OBJECTIVE: To determine whether assessment of TPMT activity before the administration of AZA would predict acute toxicity and, thus, allow for reductions in health care costs related to biochemical screening for, and management of, AZA-induced adverse events.

METHODS: Before AZA treatment, 29 patients with IBD were prospectivelyrandomized to one of two groups: group 1, in which no TPMT assay was performed, was started on AZA at 1 mg/kg/day and then titrated every two weeks to a target dose of 2.5 mg/kg/day; and group 2, in which TPMT assays were performed, was started on AZA at the target dose of 2.5 mg/kg/day.
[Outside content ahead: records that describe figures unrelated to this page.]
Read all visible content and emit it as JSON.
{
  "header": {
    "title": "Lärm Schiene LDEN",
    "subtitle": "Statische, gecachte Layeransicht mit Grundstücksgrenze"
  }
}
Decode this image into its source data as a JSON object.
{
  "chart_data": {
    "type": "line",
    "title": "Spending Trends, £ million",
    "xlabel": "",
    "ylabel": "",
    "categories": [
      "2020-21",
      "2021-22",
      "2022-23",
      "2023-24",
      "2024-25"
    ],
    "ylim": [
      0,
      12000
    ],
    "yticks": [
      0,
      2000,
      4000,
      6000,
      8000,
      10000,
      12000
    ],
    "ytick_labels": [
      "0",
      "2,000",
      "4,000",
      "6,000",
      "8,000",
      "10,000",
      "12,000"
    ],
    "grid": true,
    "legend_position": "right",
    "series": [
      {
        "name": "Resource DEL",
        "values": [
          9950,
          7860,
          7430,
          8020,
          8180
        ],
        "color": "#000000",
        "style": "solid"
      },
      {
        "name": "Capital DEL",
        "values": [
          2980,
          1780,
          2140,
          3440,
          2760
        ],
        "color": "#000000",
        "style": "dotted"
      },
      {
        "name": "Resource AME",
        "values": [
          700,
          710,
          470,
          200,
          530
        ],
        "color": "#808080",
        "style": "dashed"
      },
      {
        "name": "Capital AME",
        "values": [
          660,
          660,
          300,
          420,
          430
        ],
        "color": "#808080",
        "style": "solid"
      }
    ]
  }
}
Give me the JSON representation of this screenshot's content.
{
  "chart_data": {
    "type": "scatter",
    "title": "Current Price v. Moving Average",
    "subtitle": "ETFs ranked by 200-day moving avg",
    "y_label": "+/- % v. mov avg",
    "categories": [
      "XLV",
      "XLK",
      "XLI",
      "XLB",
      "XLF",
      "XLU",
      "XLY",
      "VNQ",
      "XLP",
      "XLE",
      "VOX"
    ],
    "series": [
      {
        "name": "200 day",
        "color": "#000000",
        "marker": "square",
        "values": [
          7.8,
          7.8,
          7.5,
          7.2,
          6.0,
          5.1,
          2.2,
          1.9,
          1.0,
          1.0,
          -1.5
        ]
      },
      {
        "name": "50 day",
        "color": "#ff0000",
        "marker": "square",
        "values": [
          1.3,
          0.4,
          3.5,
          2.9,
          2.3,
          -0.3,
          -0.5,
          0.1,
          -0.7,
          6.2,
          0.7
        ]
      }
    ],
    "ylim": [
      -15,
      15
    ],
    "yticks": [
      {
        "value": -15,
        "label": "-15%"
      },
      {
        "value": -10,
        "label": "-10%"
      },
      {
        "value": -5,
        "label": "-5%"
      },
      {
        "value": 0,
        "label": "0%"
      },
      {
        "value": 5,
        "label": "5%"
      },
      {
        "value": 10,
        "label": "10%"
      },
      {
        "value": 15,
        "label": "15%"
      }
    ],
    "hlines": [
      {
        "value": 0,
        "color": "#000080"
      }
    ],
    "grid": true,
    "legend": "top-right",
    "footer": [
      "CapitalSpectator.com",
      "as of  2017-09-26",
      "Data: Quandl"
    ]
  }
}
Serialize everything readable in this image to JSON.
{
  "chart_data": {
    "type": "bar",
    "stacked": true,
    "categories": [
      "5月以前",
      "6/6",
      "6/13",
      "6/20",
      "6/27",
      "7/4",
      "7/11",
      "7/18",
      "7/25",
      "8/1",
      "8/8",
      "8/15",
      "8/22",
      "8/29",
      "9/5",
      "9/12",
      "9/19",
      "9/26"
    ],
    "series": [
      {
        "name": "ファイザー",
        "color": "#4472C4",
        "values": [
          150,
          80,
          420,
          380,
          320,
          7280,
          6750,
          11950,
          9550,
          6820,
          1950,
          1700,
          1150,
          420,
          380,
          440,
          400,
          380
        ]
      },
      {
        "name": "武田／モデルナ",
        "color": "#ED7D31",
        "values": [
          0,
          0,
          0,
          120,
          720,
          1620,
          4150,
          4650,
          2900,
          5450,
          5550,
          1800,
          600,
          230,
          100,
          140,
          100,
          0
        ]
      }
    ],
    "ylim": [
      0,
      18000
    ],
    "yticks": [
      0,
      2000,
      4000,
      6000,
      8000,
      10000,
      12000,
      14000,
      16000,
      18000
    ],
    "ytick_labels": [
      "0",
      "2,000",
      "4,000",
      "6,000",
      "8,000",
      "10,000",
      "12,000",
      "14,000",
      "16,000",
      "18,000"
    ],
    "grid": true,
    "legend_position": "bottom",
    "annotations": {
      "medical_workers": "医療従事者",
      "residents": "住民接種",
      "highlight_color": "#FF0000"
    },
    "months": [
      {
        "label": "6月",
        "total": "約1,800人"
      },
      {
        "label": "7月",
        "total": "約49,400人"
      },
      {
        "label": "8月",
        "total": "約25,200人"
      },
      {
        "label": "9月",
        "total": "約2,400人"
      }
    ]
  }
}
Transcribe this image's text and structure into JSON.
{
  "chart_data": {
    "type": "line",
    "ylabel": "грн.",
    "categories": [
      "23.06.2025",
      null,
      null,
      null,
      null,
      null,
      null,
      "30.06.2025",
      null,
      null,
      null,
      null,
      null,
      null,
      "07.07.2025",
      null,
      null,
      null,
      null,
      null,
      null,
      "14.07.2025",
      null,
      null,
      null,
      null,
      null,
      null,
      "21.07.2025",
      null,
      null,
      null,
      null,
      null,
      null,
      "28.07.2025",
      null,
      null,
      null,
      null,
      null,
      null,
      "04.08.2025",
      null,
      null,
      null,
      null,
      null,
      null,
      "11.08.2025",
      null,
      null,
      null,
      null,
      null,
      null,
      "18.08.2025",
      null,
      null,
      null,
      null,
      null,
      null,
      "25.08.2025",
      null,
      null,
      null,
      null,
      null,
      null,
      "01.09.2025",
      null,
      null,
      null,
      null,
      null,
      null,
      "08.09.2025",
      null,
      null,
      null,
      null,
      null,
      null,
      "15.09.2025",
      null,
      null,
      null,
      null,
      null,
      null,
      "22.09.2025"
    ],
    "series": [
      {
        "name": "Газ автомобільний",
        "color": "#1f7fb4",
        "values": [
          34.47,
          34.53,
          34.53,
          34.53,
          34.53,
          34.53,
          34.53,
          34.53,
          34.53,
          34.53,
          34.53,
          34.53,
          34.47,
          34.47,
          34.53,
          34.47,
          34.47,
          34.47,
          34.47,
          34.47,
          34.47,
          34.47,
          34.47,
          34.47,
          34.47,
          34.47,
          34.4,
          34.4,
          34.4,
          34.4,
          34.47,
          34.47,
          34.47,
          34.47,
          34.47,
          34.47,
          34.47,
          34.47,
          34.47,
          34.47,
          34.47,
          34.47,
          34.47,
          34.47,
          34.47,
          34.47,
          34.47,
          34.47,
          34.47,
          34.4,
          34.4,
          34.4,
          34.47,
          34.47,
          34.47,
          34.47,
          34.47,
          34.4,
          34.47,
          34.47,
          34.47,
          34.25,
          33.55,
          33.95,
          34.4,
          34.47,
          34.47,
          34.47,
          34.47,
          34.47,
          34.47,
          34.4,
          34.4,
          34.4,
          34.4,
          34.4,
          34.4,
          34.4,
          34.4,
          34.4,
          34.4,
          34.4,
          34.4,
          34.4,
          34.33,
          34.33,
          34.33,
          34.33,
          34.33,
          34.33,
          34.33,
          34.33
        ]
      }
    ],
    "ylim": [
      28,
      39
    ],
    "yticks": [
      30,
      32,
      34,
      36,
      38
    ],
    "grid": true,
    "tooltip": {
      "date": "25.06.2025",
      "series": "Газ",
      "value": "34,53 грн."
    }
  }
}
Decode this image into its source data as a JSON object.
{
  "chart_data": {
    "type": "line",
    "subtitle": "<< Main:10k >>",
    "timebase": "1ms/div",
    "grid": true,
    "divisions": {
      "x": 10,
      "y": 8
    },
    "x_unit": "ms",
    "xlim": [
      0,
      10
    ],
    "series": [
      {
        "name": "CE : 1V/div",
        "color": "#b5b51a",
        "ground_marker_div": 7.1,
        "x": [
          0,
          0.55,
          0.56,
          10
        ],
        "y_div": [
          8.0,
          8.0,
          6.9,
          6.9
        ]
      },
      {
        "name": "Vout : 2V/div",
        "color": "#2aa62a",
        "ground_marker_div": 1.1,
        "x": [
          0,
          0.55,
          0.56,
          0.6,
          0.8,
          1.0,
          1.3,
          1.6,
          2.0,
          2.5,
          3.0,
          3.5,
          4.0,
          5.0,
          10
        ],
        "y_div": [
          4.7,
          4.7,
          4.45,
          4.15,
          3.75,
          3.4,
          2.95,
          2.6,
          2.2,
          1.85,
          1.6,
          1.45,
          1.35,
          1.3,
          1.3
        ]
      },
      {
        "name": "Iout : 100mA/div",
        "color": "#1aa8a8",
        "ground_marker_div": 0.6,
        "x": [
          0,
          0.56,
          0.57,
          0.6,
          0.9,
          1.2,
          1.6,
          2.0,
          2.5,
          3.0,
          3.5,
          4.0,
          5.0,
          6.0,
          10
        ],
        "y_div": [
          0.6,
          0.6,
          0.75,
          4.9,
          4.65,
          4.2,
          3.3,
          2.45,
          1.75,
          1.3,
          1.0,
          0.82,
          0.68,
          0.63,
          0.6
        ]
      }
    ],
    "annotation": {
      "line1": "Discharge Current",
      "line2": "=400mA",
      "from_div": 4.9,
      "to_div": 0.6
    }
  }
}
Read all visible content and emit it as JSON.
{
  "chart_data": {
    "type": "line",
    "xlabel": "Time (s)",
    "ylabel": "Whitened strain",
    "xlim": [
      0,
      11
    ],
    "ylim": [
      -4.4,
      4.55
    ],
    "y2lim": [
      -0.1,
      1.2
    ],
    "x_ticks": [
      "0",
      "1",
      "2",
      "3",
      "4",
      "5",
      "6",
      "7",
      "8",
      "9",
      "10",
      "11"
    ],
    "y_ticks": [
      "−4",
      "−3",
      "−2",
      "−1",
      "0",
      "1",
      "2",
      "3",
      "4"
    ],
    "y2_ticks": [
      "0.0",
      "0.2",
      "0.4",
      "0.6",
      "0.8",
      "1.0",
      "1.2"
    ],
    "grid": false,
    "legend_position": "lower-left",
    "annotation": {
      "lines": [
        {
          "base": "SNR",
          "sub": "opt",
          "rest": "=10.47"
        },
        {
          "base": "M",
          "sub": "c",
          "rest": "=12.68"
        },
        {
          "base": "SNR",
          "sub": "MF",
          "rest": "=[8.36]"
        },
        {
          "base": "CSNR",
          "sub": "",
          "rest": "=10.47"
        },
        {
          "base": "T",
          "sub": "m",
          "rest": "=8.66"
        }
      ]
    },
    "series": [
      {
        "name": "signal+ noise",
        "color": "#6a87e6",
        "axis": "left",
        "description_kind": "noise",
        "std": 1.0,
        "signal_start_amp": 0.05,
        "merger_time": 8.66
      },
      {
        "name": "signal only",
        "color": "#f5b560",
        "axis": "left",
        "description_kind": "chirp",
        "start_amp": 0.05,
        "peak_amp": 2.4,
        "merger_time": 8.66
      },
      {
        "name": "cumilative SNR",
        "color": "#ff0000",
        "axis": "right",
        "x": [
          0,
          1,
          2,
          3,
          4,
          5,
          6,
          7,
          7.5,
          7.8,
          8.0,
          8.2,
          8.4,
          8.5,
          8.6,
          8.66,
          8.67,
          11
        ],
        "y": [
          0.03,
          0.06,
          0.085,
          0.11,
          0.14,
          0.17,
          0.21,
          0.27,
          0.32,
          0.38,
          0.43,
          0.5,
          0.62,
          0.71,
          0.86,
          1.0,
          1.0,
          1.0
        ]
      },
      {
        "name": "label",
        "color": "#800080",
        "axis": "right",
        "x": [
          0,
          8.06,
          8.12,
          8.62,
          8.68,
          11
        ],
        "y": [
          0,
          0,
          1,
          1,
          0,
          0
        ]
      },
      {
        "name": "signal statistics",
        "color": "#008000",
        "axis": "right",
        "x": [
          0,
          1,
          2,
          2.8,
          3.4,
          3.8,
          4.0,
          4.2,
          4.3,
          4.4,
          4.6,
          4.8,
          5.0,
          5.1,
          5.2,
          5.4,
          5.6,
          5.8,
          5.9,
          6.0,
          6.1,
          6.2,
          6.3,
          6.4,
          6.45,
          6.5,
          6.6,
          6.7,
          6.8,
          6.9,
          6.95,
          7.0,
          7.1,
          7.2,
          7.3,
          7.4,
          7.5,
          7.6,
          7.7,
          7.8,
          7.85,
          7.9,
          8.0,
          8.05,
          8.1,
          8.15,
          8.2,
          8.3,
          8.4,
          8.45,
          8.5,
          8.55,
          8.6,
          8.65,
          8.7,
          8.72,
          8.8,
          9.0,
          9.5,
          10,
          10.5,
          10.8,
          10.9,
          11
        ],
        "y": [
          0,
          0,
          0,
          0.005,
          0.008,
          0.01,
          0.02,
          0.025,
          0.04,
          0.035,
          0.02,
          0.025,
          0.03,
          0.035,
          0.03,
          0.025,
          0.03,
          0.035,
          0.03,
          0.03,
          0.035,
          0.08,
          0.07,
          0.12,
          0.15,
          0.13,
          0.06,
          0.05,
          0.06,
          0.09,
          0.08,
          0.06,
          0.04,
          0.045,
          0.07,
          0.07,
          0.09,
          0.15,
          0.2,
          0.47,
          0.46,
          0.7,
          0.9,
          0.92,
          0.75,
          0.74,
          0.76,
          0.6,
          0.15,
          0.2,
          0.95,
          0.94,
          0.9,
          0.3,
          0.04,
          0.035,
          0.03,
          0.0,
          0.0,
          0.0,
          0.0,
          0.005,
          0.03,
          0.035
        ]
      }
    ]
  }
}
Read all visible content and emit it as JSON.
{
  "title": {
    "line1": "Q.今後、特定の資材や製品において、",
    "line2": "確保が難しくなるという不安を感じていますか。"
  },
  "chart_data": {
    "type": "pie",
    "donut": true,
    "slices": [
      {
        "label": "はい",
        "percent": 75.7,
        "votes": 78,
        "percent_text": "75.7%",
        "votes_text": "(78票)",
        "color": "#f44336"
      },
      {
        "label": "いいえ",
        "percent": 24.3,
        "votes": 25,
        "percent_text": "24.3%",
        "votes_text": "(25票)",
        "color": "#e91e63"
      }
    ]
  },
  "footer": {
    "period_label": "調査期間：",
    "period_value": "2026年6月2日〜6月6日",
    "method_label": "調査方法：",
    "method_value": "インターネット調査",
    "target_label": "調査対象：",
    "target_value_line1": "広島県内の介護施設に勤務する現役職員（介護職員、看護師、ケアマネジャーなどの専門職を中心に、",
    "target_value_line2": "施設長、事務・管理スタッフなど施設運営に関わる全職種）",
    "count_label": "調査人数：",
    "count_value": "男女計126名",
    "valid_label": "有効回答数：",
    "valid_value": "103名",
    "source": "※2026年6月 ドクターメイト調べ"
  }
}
For both groups, complete blood count and liver enzymes were monitored weekly for six weeks and at monthly intervals thereafter. Additional tests and health care interventions were undertaken at the discretion of the attending physicians.

RESULTS: Of the 29 patients in the study, 15 were randomly assigned to group 1 and 14 to group 2. Demographics and disease activity were similar for both groups. Mean follow-up time was 7.1 months (range 3.5 to 10.7 months). Eight patients from group 1 and six patients from group 2 withdrew as a result of AZA-induced adverse events. There was no correlation between the TPMT activity and the development of AZA-induced adverse events. The direct health care costs for group 1 ($300.11 per patient) were lower than in group 2 ($348.87 per patient).

CONCLUSION: The prospective assessment of TPMT enzyme activity before initiating AZA therapy in IBD patients incurred additional cost and did not predict AZA-induced toxicity.